Sophisticated dressers in New York are making much ado over costume designer Milena Canonera's men's clothes for ''Chariots of Fire,'' the film about the British runners in the 1924 Olympics. Writers for leading United States men's fashion publications have called the movie ''the season's best-dressed film'' and ''fashion movie of the year.'' Their enthusiasm may well be catching. The period knitwear, athletic uniforms, and training gear that Miss Canonera translated so expertly to the screen is already being talked about as the latest in avant-garde dressing. By fall, Norfolk jackets and the kind of long-lined three-piece suits of tweed that the British call ''Friday suits'' (because they wear them to business before departing for weekends in the country) and which have vests adorned with curved lapels should be on the backs of all faithful subscribers to ''Gentlemen's Quarterly.''

Meanwhile, those whose fashion tastes are progressive can, like their female counterparts, be seen in expensive leathers and high-visibility stripes. They can also wear band- or wing-collared shirts as an alternative to the aforementioned colored shirt with a white collar (an item that is given high-style priority this season). Another shirt look, suggested at the Men's Fashion Association press showings in Dallas last month, is a shirt that is darker in tone than the light-colored suit it accompanies.

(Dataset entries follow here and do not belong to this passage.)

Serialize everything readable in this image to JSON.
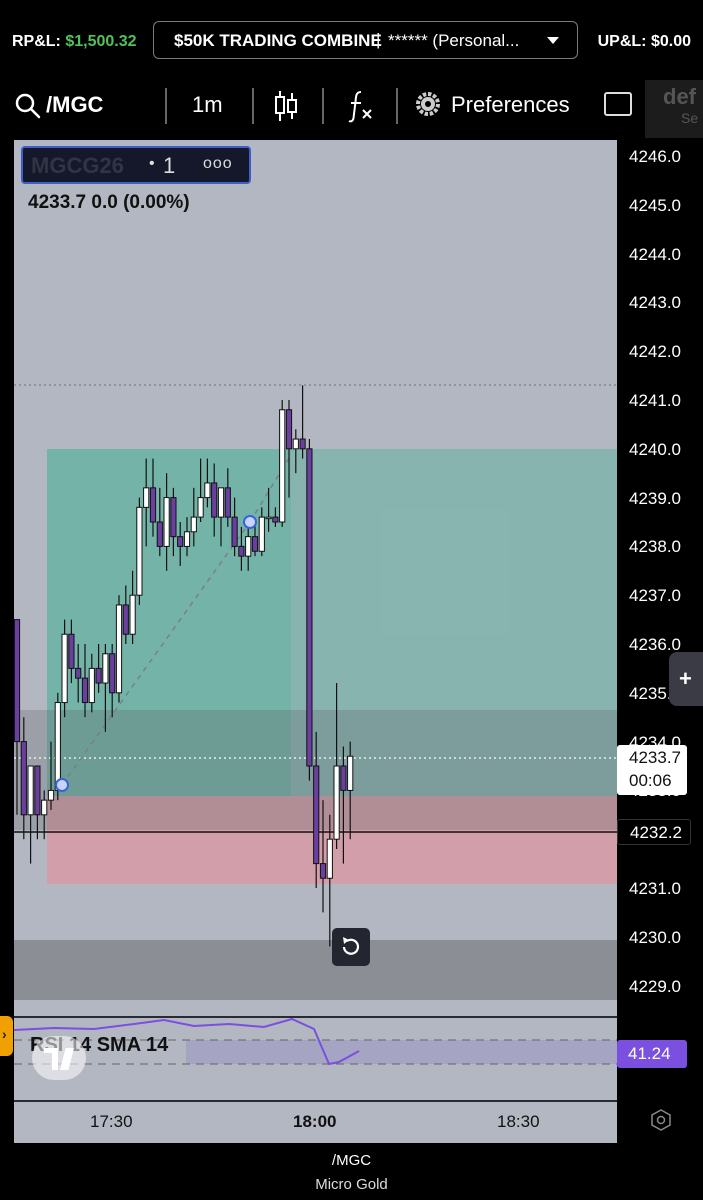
{
  "header": {
    "rpl_label": "RP&L:",
    "rpl_value": "$1,500.32",
    "account_title": "$50K TRADING COMBINE",
    "account_sep": "|",
    "account_name": "****** (Personal...",
    "upl_label": "UP&L:",
    "upl_value": "$0.00"
  },
  "toolbar": {
    "symbol": "/MGC",
    "timeframe": "1m",
    "preferences": "Preferences",
    "extra_line1": "def",
    "extra_line2": "Se"
  },
  "legend": {
    "contract": "MGCG26",
    "dot": "•",
    "interval": "1",
    "more": "ooo",
    "quote": "4233.7  0.0 (0.00%)"
  },
  "price_axis": {
    "ticks": [
      "4246.0",
      "4245.0",
      "4244.0",
      "4243.0",
      "4242.0",
      "4241.0",
      "4240.0",
      "4239.0",
      "4238.0",
      "4237.0",
      "4236.0",
      "4235.0",
      "4234.0",
      "4233.0",
      "4232.0",
      "4231.0",
      "4230.0",
      "4229.0"
    ],
    "last_price": "4233.7",
    "countdown": "00:06",
    "line_price": "4232.2",
    "plus": "+"
  },
  "time_axis": {
    "labels": [
      "17:30",
      "18:00",
      "18:30"
    ]
  },
  "rsi": {
    "label": "RSI 14 SMA 14",
    "value": "41.24"
  },
  "footer": {
    "line1": "/MGC",
    "line2": "Micro Gold"
  },
  "colors": {
    "chart_bg": "#b3b7c1",
    "profit_zone": "#64b3a2",
    "loss_zone": "#d5939e",
    "bull_candle": "#ffffff",
    "bear_candle": "#6b3fa0",
    "rsi_line": "#7b4fe0",
    "rpl_positive": "#4fc259"
  },
  "chart_data": {
    "type": "candlestick",
    "ylim": [
      4228.5,
      4246.4
    ],
    "x_ticks": [
      "17:30",
      "18:00",
      "18:30"
    ],
    "series": [
      {
        "values": [
          [
            4236.5,
            4236.5,
            4232.5,
            4234.0
          ],
          [
            4234.0,
            4234.5,
            4232.0,
            4232.5
          ],
          [
            4232.5,
            4233.5,
            4231.5,
            4233.5
          ],
          [
            4233.5,
            4233.5,
            4232.0,
            4232.5
          ],
          [
            4232.5,
            4233.0,
            4232.0,
            4232.8
          ],
          [
            4232.8,
            4234.0,
            4232.6,
            4233.0
          ],
          [
            4233.0,
            4235.0,
            4232.8,
            4234.8
          ],
          [
            4234.8,
            4236.5,
            4234.5,
            4236.2
          ],
          [
            4236.2,
            4236.5,
            4235.2,
            4235.5
          ],
          [
            4235.5,
            4236.0,
            4234.8,
            4235.3
          ],
          [
            4235.3,
            4236.0,
            4234.5,
            4234.8
          ],
          [
            4234.8,
            4235.8,
            4234.6,
            4235.5
          ],
          [
            4235.5,
            4236.0,
            4235.0,
            4235.2
          ],
          [
            4235.2,
            4236.0,
            4234.2,
            4235.8
          ],
          [
            4235.8,
            4236.0,
            4234.5,
            4235.0
          ],
          [
            4235.0,
            4237.0,
            4234.8,
            4236.8
          ],
          [
            4236.8,
            4237.2,
            4236.0,
            4236.2
          ],
          [
            4236.2,
            4237.5,
            4236.0,
            4237.0
          ],
          [
            4237.0,
            4239.0,
            4236.8,
            4238.8
          ],
          [
            4238.8,
            4239.8,
            4238.0,
            4239.2
          ],
          [
            4239.2,
            4239.8,
            4238.2,
            4238.5
          ],
          [
            4238.5,
            4239.2,
            4237.8,
            4238.0
          ],
          [
            4238.0,
            4239.5,
            4237.5,
            4239.0
          ],
          [
            4239.0,
            4239.2,
            4237.8,
            4238.2
          ],
          [
            4238.2,
            4238.5,
            4237.6,
            4238.0
          ],
          [
            4238.0,
            4238.6,
            4237.8,
            4238.3
          ],
          [
            4238.3,
            4239.2,
            4238.0,
            4238.6
          ],
          [
            4238.6,
            4239.8,
            4238.5,
            4239.0
          ],
          [
            4239.0,
            4239.8,
            4238.8,
            4239.3
          ],
          [
            4239.3,
            4239.7,
            4238.2,
            4238.6
          ],
          [
            4238.6,
            4239.2,
            4238.0,
            4239.2
          ],
          [
            4239.2,
            4239.6,
            4238.4,
            4238.6
          ],
          [
            4238.6,
            4239.0,
            4237.8,
            4238.0
          ],
          [
            4238.0,
            4238.4,
            4237.5,
            4237.8
          ],
          [
            4237.8,
            4238.5,
            4237.5,
            4238.2
          ],
          [
            4238.2,
            4238.5,
            4237.8,
            4237.9
          ],
          [
            4237.9,
            4238.8,
            4237.8,
            4238.6
          ],
          [
            4238.6,
            4239.2,
            4238.3,
            4238.6
          ],
          [
            4238.6,
            4238.8,
            4238.4,
            4238.5
          ],
          [
            4238.5,
            4241.0,
            4238.4,
            4240.8
          ],
          [
            4240.8,
            4241.0,
            4239.0,
            4240.0
          ],
          [
            4240.0,
            4240.4,
            4239.5,
            4240.2
          ],
          [
            4240.2,
            4241.3,
            4239.8,
            4240.0
          ],
          [
            4240.0,
            4240.2,
            4233.2,
            4233.5
          ],
          [
            4233.5,
            4234.2,
            4231.0,
            4231.5
          ],
          [
            4231.5,
            4232.8,
            4230.5,
            4231.2
          ],
          [
            4231.2,
            4232.5,
            4229.8,
            4232.0
          ],
          [
            4232.0,
            4235.2,
            4231.8,
            4233.5
          ],
          [
            4233.5,
            4233.9,
            4231.5,
            4233.0
          ],
          [
            4233.0,
            4234.0,
            4232.0,
            4233.7
          ]
        ]
      }
    ]
  }
}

Pure cotton, cotton blends, and cotton mixed with silk are all top-rated, and a good thing, too. Polyester is held in contempt in many quarters, despite its wash-and-wear advantages. Its looks fail to hold up, and unlike the porous natural fibers, it increases body heat in hot weather.

Seersuckers, feathercords, poplins, and gabardines are among the cotton suitings for spring into summer, along with pure wool and wool blends in solids, stripes, and plaids. Cricketeer's line of sportcoats, a typical selection, ranges from all-cotton and cotton-and-wool blends to pure silk. Shirtweight tartan plaids, cotton Madras (in soft pastels), silk-blend chevrons, and linen-blend plaids are other sportcoat choices.

The major knit styles are the open-weave, mercerized-cotton sweaters - many of them striped as well as textured - with V or crew necks. Polo shirts, of either the rugby type or the LaCoste, and hooded sweatshirts lead the field for more active wear. Many men whose professions allow for casual dress at the office like the combination of sports jacket or blazer, slacks, and a V-necked sweater vest. Textural mixtures being easy to compose these days, this sort of assemblage can come off as both dressy and conservative with, say, a linen or slubbed silk jacket, a Berber-stripe V-neck vest, and gabardine or poplin trousers.

Menswear seems to inch along without any great alterations in shapes or basic proportions. But in actual fact, it is becoming more diversified each season in color, fabric, and surface interest. And like women's fashion, it has a multitude of choices for every taste.